Game, set and match si direbbe al tempo di Sinner, o per restare a quell’epoca, di Panatta, McEnroe e Connors. «Sono passati tanti anni – commenta, tradendo una certa emozione, Gianpaolo Pozzo – da quella lettera, ma appena ho appreso della scomparsa dell’ex Presidente americano non ho potuto tornare indietro a quei giorni. Quella lettera per me è una delle più grandi soddisfazioni della mia avventura imprenditoriale. Ora ho 83 anni, mi guardo indietro e sono orgoglioso di essere partito dal Friuli ed essere arrivato con le mie aziende ad avere filiali in tutto il mondo e circa duemila tra dipendenti e collaboratori. Quella lettera è anche un premio all’imprenditoria friulana, alla capacità della gente della nostra terra di costruire, ma anche di innovare».

Sì, Pozzo si commuove.
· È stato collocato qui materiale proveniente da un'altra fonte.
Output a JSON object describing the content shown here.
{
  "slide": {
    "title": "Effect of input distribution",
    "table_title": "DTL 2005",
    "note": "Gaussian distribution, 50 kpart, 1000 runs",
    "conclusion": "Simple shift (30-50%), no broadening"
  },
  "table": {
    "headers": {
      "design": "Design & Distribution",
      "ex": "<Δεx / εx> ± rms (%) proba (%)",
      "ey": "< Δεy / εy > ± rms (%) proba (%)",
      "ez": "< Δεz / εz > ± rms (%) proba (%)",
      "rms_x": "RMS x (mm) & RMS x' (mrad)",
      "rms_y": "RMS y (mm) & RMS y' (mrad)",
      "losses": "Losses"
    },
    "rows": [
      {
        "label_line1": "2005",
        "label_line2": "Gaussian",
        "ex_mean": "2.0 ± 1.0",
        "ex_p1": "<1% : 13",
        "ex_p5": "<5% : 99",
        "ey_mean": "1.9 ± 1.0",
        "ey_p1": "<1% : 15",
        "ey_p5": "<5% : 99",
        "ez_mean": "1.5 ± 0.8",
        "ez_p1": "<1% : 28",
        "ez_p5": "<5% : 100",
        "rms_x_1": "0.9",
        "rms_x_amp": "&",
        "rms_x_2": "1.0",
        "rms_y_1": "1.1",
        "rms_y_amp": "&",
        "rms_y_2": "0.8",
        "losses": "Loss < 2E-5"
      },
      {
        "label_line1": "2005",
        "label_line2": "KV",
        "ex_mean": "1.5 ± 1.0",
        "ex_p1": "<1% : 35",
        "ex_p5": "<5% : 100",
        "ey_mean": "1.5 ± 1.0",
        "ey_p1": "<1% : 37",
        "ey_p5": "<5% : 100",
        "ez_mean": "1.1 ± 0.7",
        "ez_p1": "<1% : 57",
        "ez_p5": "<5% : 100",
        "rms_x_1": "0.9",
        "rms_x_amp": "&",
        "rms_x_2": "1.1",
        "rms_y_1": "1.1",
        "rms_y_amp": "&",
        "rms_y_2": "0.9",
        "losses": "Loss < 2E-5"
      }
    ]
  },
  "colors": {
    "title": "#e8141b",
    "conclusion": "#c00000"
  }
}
Nel 1982 aveva già sedi anche in Canada e Stati Uniti, nazioni dove con i suoi prodotti andava per la maggiore, nonostante la concorrenza agguerritissima.

«Oggi c’è l’intelligenza artificiale – spiega, spalleggiato da Iacopo Romeo, l’addetto stampa dell’Udinese affascinato da questa storia d’altri tempi, che tanto spiega del successo del Paròn anche nel mondo del calcio – noi alla Freud negli anni ’70-’80 eravamo avanti anni luce nella progettazione perché investivamo sulle nuove tecnologie». Avete capito perché Pozzo voleva anticipare il Var o la Gol line technology di 15 anni nel calcio?

Non è leggenda che nei maxi-store americani, ad esempio del Texas o dell’Oklahoma, insomma, negli Stati più interni, i trapani e le frese della Freud con le loro punte inimitabili, campeggiassero su scaffali e scaffali.

Continua Pozzo: «Ho venduto l’azienda nel 2009 alla Bosch – spiega – un colosso, che ha mantenuto bene i mercati che avevamo aperto». I cinesi ci hanno provato per anni, ma le punte di trapano della Freud sono rimaste inimitabili. E, quando il Paròn 15 anni fa vendette, fece mettere per iscritto ai compratori che non avrebbero toccato i livelli occupazionali per almeno 5 anni.

«Perché quella lettera da Carter l’ho ricevuta anche per merito dei miei collaboratori e operai», precisa. Vale un gol di Bierhoff, Iaquinta o Di Natale? «Scelgo una rete di Totò spiega il Paròn», che pensa allo scritto di Carter per dimenticare gli errori dei suoi difensori sul campo da calcio. E alla domanda su chi avrebbe votato tra Trump e Kamala Harris dà un’occhiata alla lettera e sceglie un no comment. Pareggio. Questo glielo concediamo.